Alexandra and Yann Cadet, Occey, France – 7 November 2015
A few weeks ago I was trying to organise my trip to France and was struggling to find something for Friday and Saturday. So I thought I would look at my French followers on Twitter and send them a message to ask for ideas. The next day I had the day in Switzerland organised with Nicolas and about five options for visits on the Saturday in France, all with a Google map with locations and descriptions. This lady is amazing and very organised! Without her help I might have been hanging around Tolouse all weekend with nothing to do.
Alexandra’s husband Yann was on the visit to Geneva too, so I had already met him and after my visit with Nicolas I had a three-hour drive to their farm. Alexandra works for DeKalb dealing with oilseed rape seed and seems to travel all over Europe. Yann farms arable and cattle with his brother in the Haute Marne region of France.
In the morning we had a look around the farm:
We first had a look around the cattle. This is the first calf of the season. Yann produces Limousine cattle for a specific market. He sells them direct to a butcher who sells them to restaurants in Paris and online.
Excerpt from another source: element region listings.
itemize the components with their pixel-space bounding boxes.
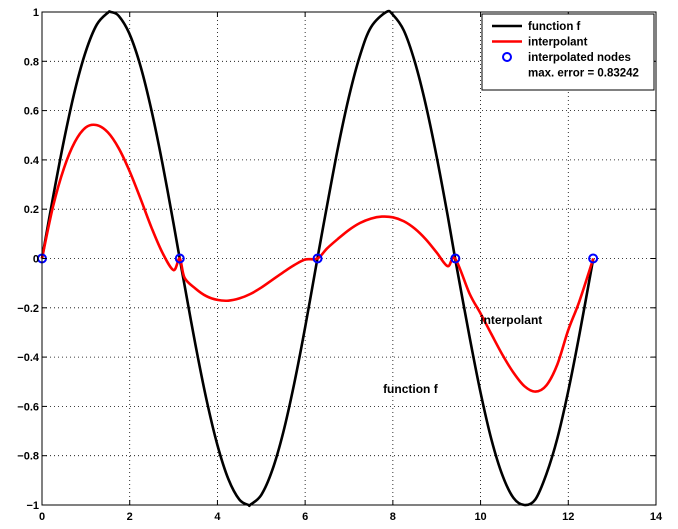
annotation-0: interpolant [480,313,542,327]
x-tick-label-4: 8 [390,511,396,523]
annotation-1: function f [383,382,439,396]
y-tick-label-10: 1 [33,7,39,19]
x-tick-label-2: 4 [214,511,221,523]
node-point-1 [174,253,185,264]
legend-swatch-2 [502,52,512,62]
x-tick-label-7: 14 [650,511,663,523]
y-tick-label-3: −0.4 [17,352,40,364]
legend: function f interpolant interpolated nodes m… [481,13,655,91]
y-tick-label-9: 0.8 [24,56,39,68]
node-point-2 [312,253,323,264]
x-tick-label-1: 2 [127,511,133,523]
legend-label-0: function f [528,21,581,33]
y-tick-label-4: −0.2 [17,303,39,315]
series-line-function-f [40,9,595,508]
x-tick-label-6: 12 [562,511,574,523]
y-tick-label-7: 0.4 [24,155,40,167]
annotations: interpolant function f [383,313,542,396]
y-tick-label-5: 0 [33,254,39,266]
x-tick-label-3: 6 [302,511,308,523]
legend-max-error: max. error = 0.83242 [528,68,639,80]
node-point-3 [450,253,461,264]
series-line-interpolant [40,123,595,393]
axis-ticks: 0 2 4 6 8 10 12 14 −1 −0.8 −0.6 −0.4 −0.2 0 0.2 0.4 0.6 0… [17,7,663,523]
y-tick-label-6: 0.2 [24,204,39,216]
y-tick-label-1: −0.8 [17,451,39,463]
node-point-4 [588,253,599,264]
legend-label-1: interpolant [528,37,588,49]
series-group [40,9,595,508]
legend-label-2: interpolated nodes [528,52,631,64]
y-tick-label-2: −0.6 [17,401,39,413]
x-tick-label-5: 10 [474,511,486,523]
y-tick-label-0: −1 [26,500,39,512]
y-tick-label-8: 0.6 [24,106,39,118]
x-tick-label-0: 0 [39,511,45,523]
The cows were a good size and to the untrained eye looked very impressive. There are 100 farmers in France selling to this butcher and they have to follow specific protocols. The first being that they have classical music playing in the shed. The idea is that the animals are relaxed and so the meat is better, although Yann has not seen any difference. They also have brushes in the pen for scratching
They are not allowed to feed soya or any GM feed. Also, they are not allowed to feed straw due to the worry about pesticide residues so they only use hay. All this means that the stock are very slow growing. To compensate for this Yann receives a higher price. The beef is sold for about 50% more than normal.
We then looked around the machinery:
Yann sprays fungicides and insecticides at low dose rates, about 50% of the normal rates and only 40-50L of water per hectare. The only herbicide he does this with too is glyphosate. For this to be successful he has to spray very early in the morning and never during the day.
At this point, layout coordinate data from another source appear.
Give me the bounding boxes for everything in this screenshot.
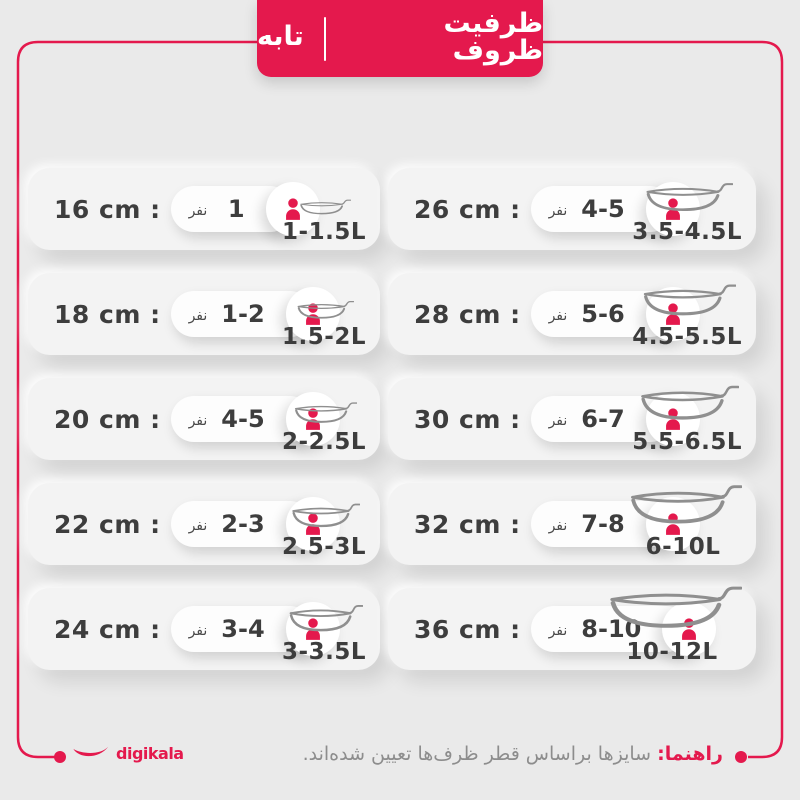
pan-area: 2-2.5L: [282, 400, 366, 455]
persons-pill-wrap: نفر 4-5: [170, 392, 340, 446]
frying-pan-icon: [297, 300, 355, 319]
size-label: 30 cm :: [414, 404, 521, 434]
persons-pill-wrap: نفر 8-10: [530, 602, 717, 656]
persons-count: 2-3: [221, 510, 265, 538]
digikala-smile-logo: [73, 746, 109, 757]
persons-count: 4-5: [581, 195, 625, 223]
size-label: 24 cm :: [54, 614, 161, 644]
size-card: 30 cm : نفر 6-7 5.5-6.5L: [388, 378, 756, 460]
persons-pill-wrap: نفر 1-2: [170, 287, 340, 341]
person-icon: [665, 198, 680, 220]
persons-pill-wrap: نفر 2-3: [170, 497, 340, 551]
note-text: سایزها براساس قطر ظرف‌ها تعیین شده‌اند.: [302, 743, 658, 765]
size-card: 22 cm : نفر 2-3 2.5-3L: [28, 483, 380, 565]
persons-pill-wrap: نفر 7-8: [530, 497, 700, 551]
persons-unit-label: نفر: [188, 518, 208, 534]
persons-count: 3-4: [221, 615, 265, 643]
person-icon-badge: [645, 497, 700, 551]
size-label: 26 cm :: [414, 194, 521, 224]
note-label: راهنما:: [657, 743, 723, 765]
pan-area: 2.5-3L: [282, 501, 366, 560]
frying-pan-icon: [641, 385, 740, 420]
size-card: 18 cm : نفر 1-2 1.5-2L: [28, 273, 380, 355]
size-card: 24 cm : نفر 3-4 3-3.5L: [28, 588, 380, 670]
size-label: 20 cm :: [54, 404, 161, 434]
persons-unit-label: نفر: [188, 413, 208, 429]
persons-unit-label: نفر: [548, 518, 568, 534]
liters-label: 1.5-2L: [282, 324, 366, 350]
frying-pan-icon: [294, 402, 358, 423]
persons-pill-wrap: نفر 1: [170, 182, 320, 236]
persons-count: 5-6: [581, 300, 625, 328]
liters-label: 3.5-4.5L: [632, 219, 742, 245]
liters-label: 6-10L: [645, 534, 721, 560]
person-icon: [665, 303, 680, 325]
frying-pan-icon: [289, 604, 364, 632]
persons-count: 4-5: [221, 405, 265, 433]
size-card: 16 cm : نفر 1 1-1.5L: [28, 168, 380, 250]
pan-area: 6-10L: [624, 481, 742, 560]
persons-count: 1-2: [221, 300, 265, 328]
frying-pan-icon: [300, 199, 352, 215]
header-badge: ظرفیت ظروف تابه: [257, 0, 543, 77]
brand-lockup: digikala: [72, 742, 184, 763]
liters-label: 2.5-3L: [282, 534, 366, 560]
persons-unit-label: نفر: [548, 308, 568, 324]
persons-unit-label: نفر: [548, 623, 568, 639]
size-card: 32 cm : نفر 7-8 6-10L: [388, 483, 756, 565]
liters-label: 5.5-6.5L: [632, 429, 742, 455]
person-icon-badge: [265, 182, 320, 236]
pan-area: 3.5-4.5L: [632, 180, 742, 245]
size-label: 16 cm :: [54, 194, 161, 224]
persons-unit-label: نفر: [188, 308, 208, 324]
size-label: 32 cm :: [414, 509, 521, 539]
liters-label: 4.5-5.5L: [632, 324, 742, 350]
liters-label: 10-12L: [626, 639, 718, 665]
cards-grid: 16 cm : نفر 1 1-1.5L 18 cm :: [28, 168, 756, 670]
right-end-dot: [735, 751, 747, 763]
header-title-capacity: ظرفیت ظروف: [443, 7, 543, 66]
header-title-pan: تابه: [257, 21, 304, 52]
size-card: 36 cm : نفر 8-10 10-12L: [388, 586, 756, 670]
persons-unit-label: نفر: [188, 203, 208, 219]
persons-unit-label: نفر: [548, 203, 568, 219]
brand-name: digikala: [116, 744, 184, 763]
pan-area: 10-12L: [602, 582, 742, 665]
pan-area: 1-1.5L: [282, 198, 366, 245]
persons-count: 7-8: [581, 510, 625, 538]
persons-count: 1: [227, 195, 245, 223]
pan-area: 1.5-2L: [282, 299, 366, 350]
frying-pan-icon: [292, 503, 361, 528]
person-icon: [285, 198, 300, 220]
person-icon: [305, 618, 320, 640]
frying-pan-icon: [630, 485, 742, 524]
persons-unit-label: نفر: [548, 413, 568, 429]
frying-pan-icon: [643, 284, 737, 316]
size-card: 28 cm : نفر 5-6 4.5-5.5L: [388, 273, 756, 355]
size-label: 22 cm :: [54, 509, 161, 539]
liters-label: 2-2.5L: [282, 429, 366, 455]
size-card: 26 cm : نفر 4-5 3.5-4.5L: [388, 168, 756, 250]
persons-unit-label: نفر: [188, 623, 208, 639]
pan-area: 5.5-6.5L: [632, 382, 742, 455]
person-icon-badge: [285, 392, 340, 446]
pan-area: 3-3.5L: [282, 602, 366, 665]
header-divider: [323, 16, 326, 61]
footer-note: راهنما: سایزها براساس قطر ظرف‌ها تعیین ش…: [303, 743, 723, 765]
size-card: 20 cm : نفر 4-5 2-2.5L: [28, 378, 380, 460]
liters-label: 1-1.5L: [282, 219, 366, 245]
pan-area: 4.5-5.5L: [632, 281, 742, 350]
liters-label: 3-3.5L: [282, 639, 366, 665]
person-icon-badge: [285, 497, 340, 551]
person-icon-badge: [285, 287, 340, 341]
persons-count: 6-7: [581, 405, 625, 433]
size-label: 18 cm :: [54, 299, 161, 329]
size-label: 36 cm :: [414, 614, 521, 644]
left-end-dot: [54, 751, 66, 763]
frying-pan-icon: [610, 586, 742, 628]
person-icon: [665, 408, 680, 430]
frying-pan-icon: [646, 183, 734, 212]
size-label: 28 cm :: [414, 299, 521, 329]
Then we looked at the drill:
Another 6m JD750a, which he drives slowly at about 6-8 kph to reduce the termination of cranesbill which is a major problem on his farm. The front tank is for fert and the back one for seed.
He also had chains around his seed firming wheels. He uses these to hold the wheels out the ground in wet conditions as he finds this allows the slot to close better.
Then we went to have a look at the fields. It seems that mice are a major problem in this area and especially in no-till. They can cause major damage, eating crops and leaving holes all over the field.
For this reason they have had to cultivate the worst affected fields. This was a very difficult decision as he has been no-till for quite a while. The problem is that cultivation brings stones back to the surface again and makes the geranium and black-grass problems worse. There does not seem to be an easy answer yet for the mice. They also have wild boar which can cause a large amount of damage.
Above is a field of OSR that had to be cultivated for mice control too. It also has had a three way split of geranium herbicide so far. The geranium problem is why Yann has not companion cropped OSR yet even though he would like to. He thinks early planting of OSR with buckwheat can help against theyear they also had a plague of grasshoppers which devastate some OSR which then was replanted in September.
This year after barley they tried to double crop peas
Above are the mice holes. Last year the double cropping worked and they got 2t/ha of peas but this year they got no rain after harvest so the peas did not germinate quickly enough.
Above they have mowed the cover crop so there are fewer hiding places for the mice and so the foxes and birds can find them.
The field below is after maize.
They find that maize is a good cleaning crop for weeds and have not applied a herbicide since drilling. Again, though due to the very dry summer, the maize was taken for silage as it did not seem worth taking it to harvest as it was so dry.
I had a really interesting morning with the Cadets. Yann is obviously very passionate about conservation agriculture but seems to have had some terrible luck recently. I think he will find ways around his problems and I thank him for his honesty. He is not the only one it seems with the same problems. A real issue in France and Germany. We all as farmers know that best laid plans do not always work out. Thank you to you both, without you have my trip wouldn’t have happened!!